Monday, February 05, 2007

Vilsack on Iraq: " 'Cut Off Funding'"

ABC News:
Former Gov. Tom Vilsack, D-Iowa, sought to separate himself from his presidential rivals today by urging Congress to stop funding U.S. fighting in Iraq.
"Those in Congress who voted for the war, those in Congress who have voted to continue the war, and those in Congress who have funded the war, can surely vote to end the war," Vilsack told members of the Democratic National Committee during the second day of a presidential candidates' forum in Washington.

Vilsack's comments made him the first major presidential candidate to urge Congress to use its spending power under the Constitution to bring U.S. fighting in Iraq to an end. Former Sen. John Edwards, D-N.C., the party's 2004 vice presidential nominee, has called on Congress to use its spending power to block President Bush from adding 21,500 additional U.S. troops to Iraq.

But Vilsack went one step further today, calling on Congress to use the power of the purse to completely end U.S. involvement in the Iraq war.

"Congress has the constitutional responsibility and a moral duty to cut off funding for the status quo," said Vilsack. "Not a cap -- an end. Not eventually -- immediately."
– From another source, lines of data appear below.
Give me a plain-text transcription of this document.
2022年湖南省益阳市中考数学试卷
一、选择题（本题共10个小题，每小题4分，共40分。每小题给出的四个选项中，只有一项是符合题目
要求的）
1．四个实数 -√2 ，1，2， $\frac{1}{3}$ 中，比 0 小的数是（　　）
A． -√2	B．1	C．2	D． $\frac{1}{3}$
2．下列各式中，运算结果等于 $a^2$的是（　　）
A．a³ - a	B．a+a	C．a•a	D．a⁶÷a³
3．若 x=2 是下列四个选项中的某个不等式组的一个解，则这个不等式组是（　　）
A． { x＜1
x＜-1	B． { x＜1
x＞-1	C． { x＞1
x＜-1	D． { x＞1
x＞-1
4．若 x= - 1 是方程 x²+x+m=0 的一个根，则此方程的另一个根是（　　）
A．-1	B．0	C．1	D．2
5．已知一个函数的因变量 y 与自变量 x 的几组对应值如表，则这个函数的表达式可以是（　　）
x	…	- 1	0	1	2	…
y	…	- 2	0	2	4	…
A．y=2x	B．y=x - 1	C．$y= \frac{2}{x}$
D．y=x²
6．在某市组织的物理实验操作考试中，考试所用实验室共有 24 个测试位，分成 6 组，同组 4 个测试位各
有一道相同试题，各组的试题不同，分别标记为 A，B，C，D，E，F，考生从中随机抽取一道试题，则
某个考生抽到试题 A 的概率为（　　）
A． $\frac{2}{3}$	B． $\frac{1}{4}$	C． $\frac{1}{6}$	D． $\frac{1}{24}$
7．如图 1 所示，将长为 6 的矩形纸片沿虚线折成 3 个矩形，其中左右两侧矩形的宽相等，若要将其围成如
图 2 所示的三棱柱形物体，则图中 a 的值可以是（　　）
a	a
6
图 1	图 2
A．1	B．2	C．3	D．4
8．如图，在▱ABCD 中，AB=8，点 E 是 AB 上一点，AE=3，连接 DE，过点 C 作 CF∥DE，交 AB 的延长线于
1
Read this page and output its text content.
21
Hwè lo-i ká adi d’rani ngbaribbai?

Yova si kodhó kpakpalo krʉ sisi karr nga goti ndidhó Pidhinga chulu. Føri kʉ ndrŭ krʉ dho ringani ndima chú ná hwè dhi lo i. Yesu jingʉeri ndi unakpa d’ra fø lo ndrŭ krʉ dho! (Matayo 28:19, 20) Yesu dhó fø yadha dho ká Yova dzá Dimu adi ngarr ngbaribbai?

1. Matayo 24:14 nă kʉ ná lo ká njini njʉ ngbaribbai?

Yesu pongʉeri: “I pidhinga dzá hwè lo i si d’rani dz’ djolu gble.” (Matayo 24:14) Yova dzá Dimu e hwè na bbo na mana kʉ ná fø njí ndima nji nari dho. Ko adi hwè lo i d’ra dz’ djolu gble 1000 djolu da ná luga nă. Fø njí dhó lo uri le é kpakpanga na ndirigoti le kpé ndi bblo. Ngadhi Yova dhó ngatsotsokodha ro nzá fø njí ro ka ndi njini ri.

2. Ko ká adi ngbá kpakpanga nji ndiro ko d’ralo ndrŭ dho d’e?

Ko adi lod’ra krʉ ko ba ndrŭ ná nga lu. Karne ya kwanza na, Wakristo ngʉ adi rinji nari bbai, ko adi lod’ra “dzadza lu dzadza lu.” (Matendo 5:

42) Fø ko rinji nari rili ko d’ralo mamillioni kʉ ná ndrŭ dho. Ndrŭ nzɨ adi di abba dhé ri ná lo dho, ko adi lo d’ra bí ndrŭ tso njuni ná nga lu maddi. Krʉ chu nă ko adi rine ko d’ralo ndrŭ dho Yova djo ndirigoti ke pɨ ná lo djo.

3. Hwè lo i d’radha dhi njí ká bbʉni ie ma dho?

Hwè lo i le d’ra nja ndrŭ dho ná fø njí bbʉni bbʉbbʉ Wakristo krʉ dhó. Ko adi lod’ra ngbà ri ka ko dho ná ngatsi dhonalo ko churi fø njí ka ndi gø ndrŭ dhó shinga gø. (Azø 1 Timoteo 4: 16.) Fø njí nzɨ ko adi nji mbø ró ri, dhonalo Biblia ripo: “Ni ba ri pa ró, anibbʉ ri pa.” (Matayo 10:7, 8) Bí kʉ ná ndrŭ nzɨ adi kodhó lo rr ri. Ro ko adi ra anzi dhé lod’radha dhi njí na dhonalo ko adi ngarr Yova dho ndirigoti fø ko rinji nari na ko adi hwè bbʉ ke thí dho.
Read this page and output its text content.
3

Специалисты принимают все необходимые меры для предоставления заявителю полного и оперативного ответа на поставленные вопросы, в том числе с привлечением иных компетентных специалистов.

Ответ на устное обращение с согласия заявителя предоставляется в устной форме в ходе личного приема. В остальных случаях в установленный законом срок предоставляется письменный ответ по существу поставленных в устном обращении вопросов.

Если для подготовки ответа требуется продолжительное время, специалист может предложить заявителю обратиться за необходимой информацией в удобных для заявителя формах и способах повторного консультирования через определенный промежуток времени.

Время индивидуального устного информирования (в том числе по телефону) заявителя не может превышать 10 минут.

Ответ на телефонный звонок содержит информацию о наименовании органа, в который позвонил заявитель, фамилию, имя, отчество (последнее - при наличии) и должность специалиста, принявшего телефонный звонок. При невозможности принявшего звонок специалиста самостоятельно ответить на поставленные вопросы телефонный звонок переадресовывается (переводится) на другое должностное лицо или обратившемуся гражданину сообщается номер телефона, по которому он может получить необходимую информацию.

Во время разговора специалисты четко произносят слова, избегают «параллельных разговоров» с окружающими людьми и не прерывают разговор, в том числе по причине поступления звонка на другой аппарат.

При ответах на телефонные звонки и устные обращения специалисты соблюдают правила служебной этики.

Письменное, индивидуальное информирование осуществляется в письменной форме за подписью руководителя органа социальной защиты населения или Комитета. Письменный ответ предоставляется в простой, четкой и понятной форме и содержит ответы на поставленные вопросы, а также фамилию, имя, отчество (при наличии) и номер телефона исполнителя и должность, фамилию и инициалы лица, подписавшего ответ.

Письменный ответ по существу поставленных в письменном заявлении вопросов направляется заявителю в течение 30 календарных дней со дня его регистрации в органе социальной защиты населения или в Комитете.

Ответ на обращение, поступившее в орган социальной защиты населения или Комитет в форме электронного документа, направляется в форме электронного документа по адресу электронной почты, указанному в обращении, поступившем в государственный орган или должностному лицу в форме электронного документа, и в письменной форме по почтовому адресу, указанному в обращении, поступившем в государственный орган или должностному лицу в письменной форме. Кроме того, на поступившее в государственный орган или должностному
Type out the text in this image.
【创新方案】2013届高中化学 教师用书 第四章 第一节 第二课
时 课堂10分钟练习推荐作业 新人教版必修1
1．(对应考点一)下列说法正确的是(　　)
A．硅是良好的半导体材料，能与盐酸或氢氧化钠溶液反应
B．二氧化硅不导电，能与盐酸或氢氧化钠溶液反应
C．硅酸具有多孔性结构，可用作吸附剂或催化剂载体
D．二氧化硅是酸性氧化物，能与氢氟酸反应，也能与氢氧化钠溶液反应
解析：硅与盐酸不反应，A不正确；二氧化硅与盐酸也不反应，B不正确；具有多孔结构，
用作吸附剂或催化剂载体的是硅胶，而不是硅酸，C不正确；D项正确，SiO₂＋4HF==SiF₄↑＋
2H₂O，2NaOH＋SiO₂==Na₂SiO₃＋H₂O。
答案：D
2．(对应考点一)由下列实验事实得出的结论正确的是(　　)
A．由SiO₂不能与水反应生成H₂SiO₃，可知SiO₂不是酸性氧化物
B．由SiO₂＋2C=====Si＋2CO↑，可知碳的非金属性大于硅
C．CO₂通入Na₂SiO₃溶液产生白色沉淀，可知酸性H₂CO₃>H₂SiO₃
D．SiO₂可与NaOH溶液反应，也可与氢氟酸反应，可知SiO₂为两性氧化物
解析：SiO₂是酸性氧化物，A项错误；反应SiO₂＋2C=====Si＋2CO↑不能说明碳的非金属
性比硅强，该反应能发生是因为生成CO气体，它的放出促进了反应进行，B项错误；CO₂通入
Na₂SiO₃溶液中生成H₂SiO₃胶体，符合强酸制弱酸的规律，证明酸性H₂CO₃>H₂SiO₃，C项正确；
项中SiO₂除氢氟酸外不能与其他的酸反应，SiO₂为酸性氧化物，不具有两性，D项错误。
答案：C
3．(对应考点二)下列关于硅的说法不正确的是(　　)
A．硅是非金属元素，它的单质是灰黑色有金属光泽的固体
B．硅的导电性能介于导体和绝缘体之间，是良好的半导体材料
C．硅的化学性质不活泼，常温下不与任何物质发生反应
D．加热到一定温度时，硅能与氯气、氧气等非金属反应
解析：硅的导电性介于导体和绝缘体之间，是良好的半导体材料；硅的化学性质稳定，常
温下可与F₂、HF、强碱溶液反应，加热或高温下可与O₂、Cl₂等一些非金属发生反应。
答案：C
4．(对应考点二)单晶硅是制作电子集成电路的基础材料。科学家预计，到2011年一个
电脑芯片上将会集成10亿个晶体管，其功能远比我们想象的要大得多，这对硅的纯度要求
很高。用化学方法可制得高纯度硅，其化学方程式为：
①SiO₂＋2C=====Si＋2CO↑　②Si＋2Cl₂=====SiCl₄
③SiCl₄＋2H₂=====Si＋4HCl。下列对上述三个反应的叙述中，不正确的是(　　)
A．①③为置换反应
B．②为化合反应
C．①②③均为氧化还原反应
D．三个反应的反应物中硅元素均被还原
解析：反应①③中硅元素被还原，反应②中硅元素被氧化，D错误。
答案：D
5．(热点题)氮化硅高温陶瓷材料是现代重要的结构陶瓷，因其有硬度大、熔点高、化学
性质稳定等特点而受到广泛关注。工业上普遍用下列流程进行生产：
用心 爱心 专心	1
According to a Vilsack aide, the former governor still supports keeping a U.S. troop presence in the northern Kurdish part of the country in an effort to dissuade Iran from moving into any power vacuum created by the end of U.S. military engagement in central Iraq. Asked how many U.S. troops Vilsack would keep in the north, his aide said Vilsack would rely on the advice of U.S. military commanders.

The Kurdish area is, compared to other parts of the country, peaceful.

In podium remarks that he delivered without use of a teleprompter, Vilsack urged members of his approximately 500-person audience to look to their left and right. Vilsack said that the number of people that represents -- about 1,000 -- is the number of U.S. soldiers that he thinks will die in Iraq over the next year if Congress does not act to cut off funds.

Vilsack's camp is hoping he will be a more credible messenger on the Iraq war than Edwards or Sen. Hillary Clinton, D-N.Y., since he is not tainted, as they are, in the eyes of some Iraq war opponents, by having voted to authorize the use of force in 2002.

Vilsack's aides are hoping to differentiate him from Sen. Barack Obama, D-Ill., the consistent Iraq war opponent who is still serving his first term in the U.S. Senate, by pointing to Vilsack's experience as a chief executive during eight years as governor of Iowa.

Without identifying anyone by name, Vilsack used the non-binding nature of the Iraq resolution that the Senate plans to debate next week to imply that Clinton and Obama are ineffectual on the war.

"What is the point of a non-binding resolution?" Vilsack told ABC News. "Does that save a single life?"